As you consider the title of this blog, you might be thinking, “what does safety have to do with minimalism.” Or maybe, you are thinking; “ok you got my attention, explain more.” Hopefully, I have you thinking and intrigued about this.
When you think of minimalism, most people, think it’s all about getting rid of stuff. You know: material things, owning less, living in a smaller place, detaching, decluttering, paring down and simply just letting go. However, I think there is much more to minimalism than just simply getting rid of stuff or downsizing.
Minimalists don’t focus on having less. Instead, they focus on making room for more time, more passion, more creativity, more experiences, more contribution resulting in contentment. Minimalism gives a person(s) more freedom. It allows them to focus on what matters, what is essential and where their passion lies!
My wife and I are currently in the process of minimizing our life. From moving from a 4 bedroom home to a 1-bedroom condo, we are looking at ways to make life easier.

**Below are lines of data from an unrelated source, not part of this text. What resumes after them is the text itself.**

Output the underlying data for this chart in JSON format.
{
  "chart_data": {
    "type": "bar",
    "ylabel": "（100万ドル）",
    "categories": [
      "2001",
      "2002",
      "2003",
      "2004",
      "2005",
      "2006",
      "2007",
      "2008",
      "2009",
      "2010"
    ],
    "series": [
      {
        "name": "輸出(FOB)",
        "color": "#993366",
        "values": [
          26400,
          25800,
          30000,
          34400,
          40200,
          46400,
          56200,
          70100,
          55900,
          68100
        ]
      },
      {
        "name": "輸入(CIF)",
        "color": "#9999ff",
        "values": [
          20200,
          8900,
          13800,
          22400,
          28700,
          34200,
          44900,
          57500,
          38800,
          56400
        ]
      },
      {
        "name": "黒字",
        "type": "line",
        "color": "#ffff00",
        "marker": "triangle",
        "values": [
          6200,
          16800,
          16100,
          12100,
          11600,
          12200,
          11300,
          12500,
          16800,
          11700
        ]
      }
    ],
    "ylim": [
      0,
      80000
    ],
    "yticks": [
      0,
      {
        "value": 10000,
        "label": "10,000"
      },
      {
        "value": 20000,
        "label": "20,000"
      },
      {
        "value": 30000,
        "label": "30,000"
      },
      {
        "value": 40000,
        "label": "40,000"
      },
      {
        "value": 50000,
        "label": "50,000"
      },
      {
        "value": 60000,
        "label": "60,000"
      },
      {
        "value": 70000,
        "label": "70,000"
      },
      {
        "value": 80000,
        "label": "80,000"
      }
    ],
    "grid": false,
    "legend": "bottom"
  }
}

As we move through this process, I began thinking about how I could apply the minimalist principle to my work. Then it hit me!

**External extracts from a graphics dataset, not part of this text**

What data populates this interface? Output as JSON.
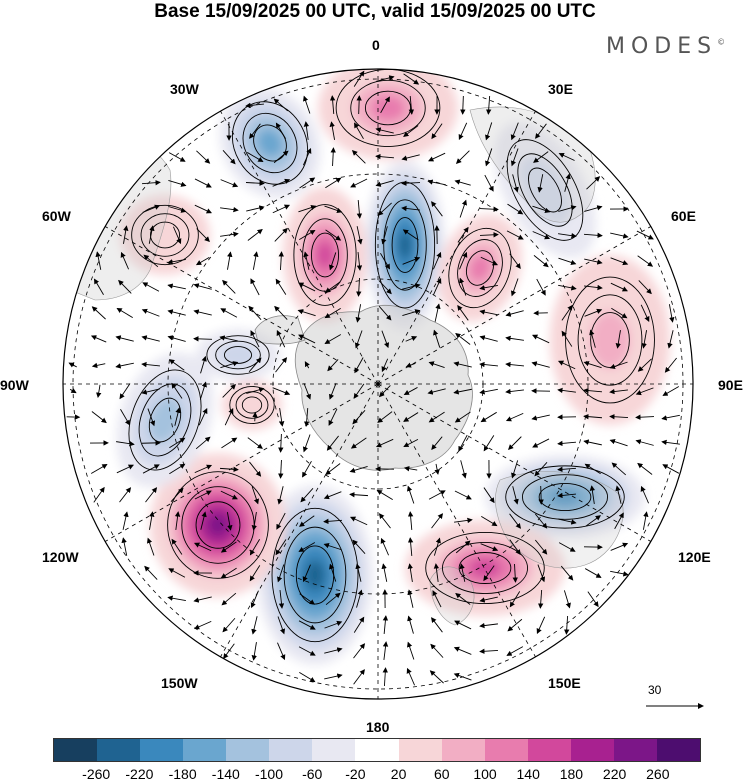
{
  "title": "Base 15/09/2025 00 UTC, valid 15/09/2025 00 UTC",
  "brand": "MODES",
  "brand_mark": "©",
  "longitude_labels": {
    "north": "0",
    "n30e": "30E",
    "n60e": "60E",
    "east": "90E",
    "s120e": "120E",
    "s150e": "150E",
    "south": "180",
    "s150w": "150W",
    "s120w": "120W",
    "west": "90W",
    "n60w": "60W",
    "n30w": "30W"
  },
  "vector_reference": {
    "label": "30"
  },
  "colorbar": {
    "colors": [
      "#173f5f",
      "#1f6391",
      "#3a88bd",
      "#6aa6cf",
      "#a4c2de",
      "#cdd6ea",
      "#e8e8f2",
      "#ffffff",
      "#f7d6d8",
      "#f2aec4",
      "#e87cae",
      "#d2489c",
      "#a82190",
      "#7c1688",
      "#4d0d6f"
    ],
    "ticks": [
      "-260",
      "-220",
      "-180",
      "-140",
      "-100",
      "-60",
      "-20",
      "20",
      "60",
      "100",
      "140",
      "180",
      "220",
      "260"
    ]
  },
  "anomaly_centers": [
    {
      "name": "pos-0",
      "value": 140
    },
    {
      "name": "neg-30w",
      "value": -140
    },
    {
      "name": "neg-10e",
      "value": -220
    },
    {
      "name": "pos-10w",
      "value": 180
    },
    {
      "name": "pos-40e",
      "value": 140
    },
    {
      "name": "neg-35e",
      "value": -60
    },
    {
      "name": "pos-80e",
      "value": 100
    },
    {
      "name": "neg-110e",
      "value": -180
    },
    {
      "name": "pos-140e",
      "value": 180
    },
    {
      "name": "neg-160w",
      "value": -220
    },
    {
      "name": "pos-135w",
      "value": 260
    },
    {
      "name": "neg-110w",
      "value": -100
    },
    {
      "name": "neg-90w",
      "value": -60
    },
    {
      "name": "pos-60w",
      "value": 60
    },
    {
      "name": "pos-100w",
      "value": 60
    }
  ]
}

How can we take this concept and apply it to the safety profession and ultimately the cultures we create.
Many safety professionals pride themselves in creating extensive safety programs. We believe our performance is based on how many procedures we produce and how many pages each procedure contains. We want the process to be so complicated, that only a safety professional can interpret what is required and can poorly communicate how to maintain compliance.
That was me. I wanted to create pages and pages of information and processes to impress. I wanted the “safety” manual to be the “manual of all manuals.” For years I created policies and procedures that contained so much information, I didn’t know all the information I wrote. I just thought if it had at least 30 pages, then I covered everything needed to ensure compliance and the safety of employees. But then, I realized people weren’t reading the procedures.
In my description, “They were word massive!”
People just did what they thought was right or simply did what they wanted and never referred to the policy or procedure.
I started thinking: I hate to read. I hate to refer to documents. I am busy and don’t have time to look things up. Why would that not be the same for others?
The safety profession is embarking on a new age. With that, I think it is time to consider a minimalist approach to safety. Creating a culture where safety is easily and plainly stated, and employees are excited to embrace a clean, relaxed culture.
This blog is intended to provide the safety professional or others with ideas, thoughts, and processes to develop a minimalist safety program. It is designed to create a culture where people actively embrace the methods and are open to practical new ideas.